Taxol shares the ability of bacterial lipopolysaccharide to induce tyrosine phosphorylation of microtubule-associated protein kinase.

Microtubule-associated proteins may mediate the activation of macrophages by bacterial LPS. Three lines of evidence support this hypothesis: a) Taxol, a microtubule-binding diterpene, mimics the ability of LPS to induce cytokines and down-regulate receptors for TNF-alpha. In recombinant inbred mouse strains differing at the Lps gene, responsiveness to these effects of Taxol co-segregates with responsiveness to LPS. b) In vitro, LPS binds specifically to MT and preferentially to beta-tubulin. c) LPS activates microtubule-associated protein-2 kinase (MAPK). The present studies bring together and extend these lines of evidence. a) Taxol, like LPS, rapidly induces tyrosine phosphorylation of MAPK in mouse macrophages, and triggers MAPK to phosphorylate an exogenous substrate. b) Tyrosine phosphorylation of MAPK is an extremely rapid cellular response both to taxol and LPS. c) Macrophages from C3H/HeJ mice, which carry a defective Lps gene, fail to activate MAPK in response to taxol or LPS, although they activate MAPK in response to insulin or IFN-gamma.

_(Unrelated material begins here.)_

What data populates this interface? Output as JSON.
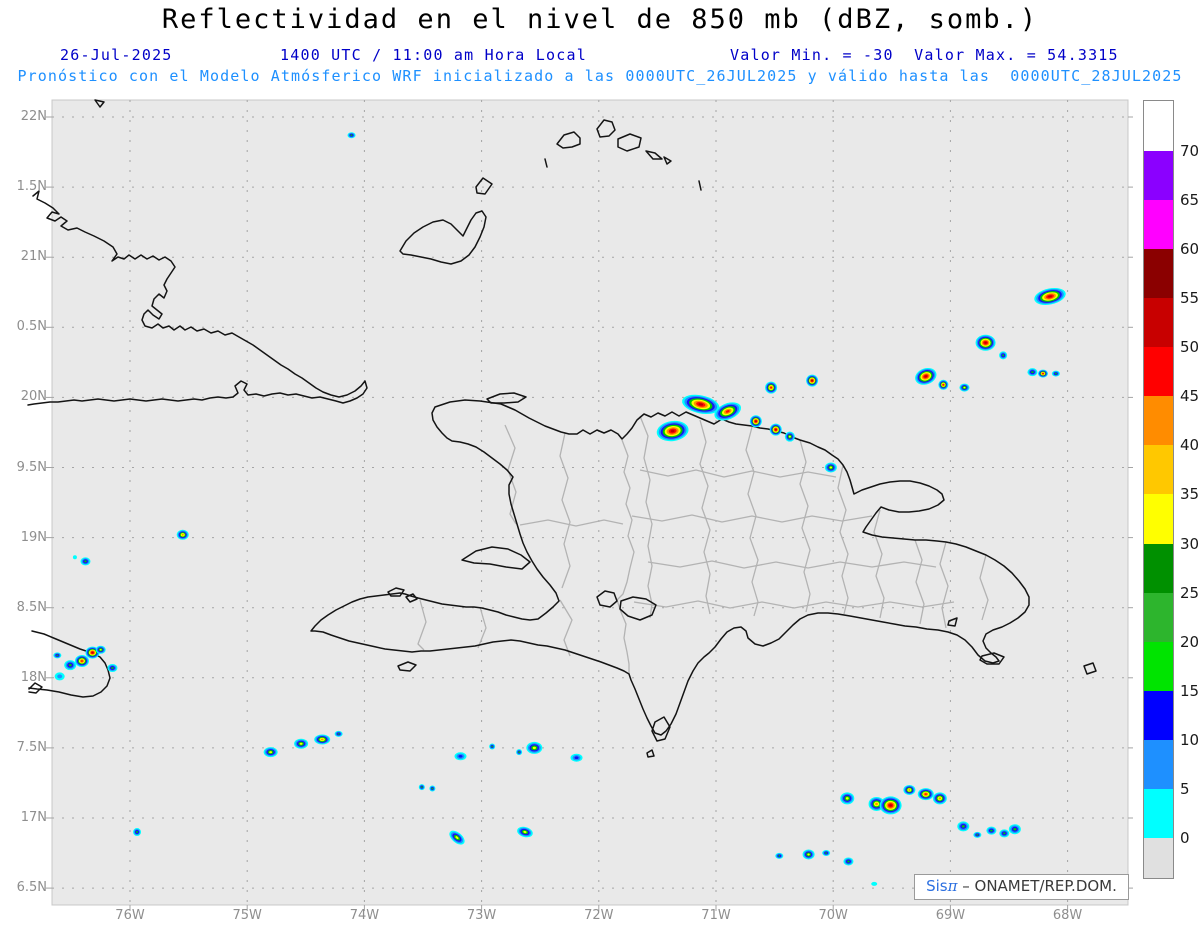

These results suggest that tyrosine phosphorylation of MAPK is among the earliest known response of macrophages to LPS. Taxol mimics LPS with respect to immediate MAPK activation, later transcriptional events, and the genetic control of both sets of responses. LPS and taxol thus appear to share an early step in a functionally important signal transduction pathway that may involve MT.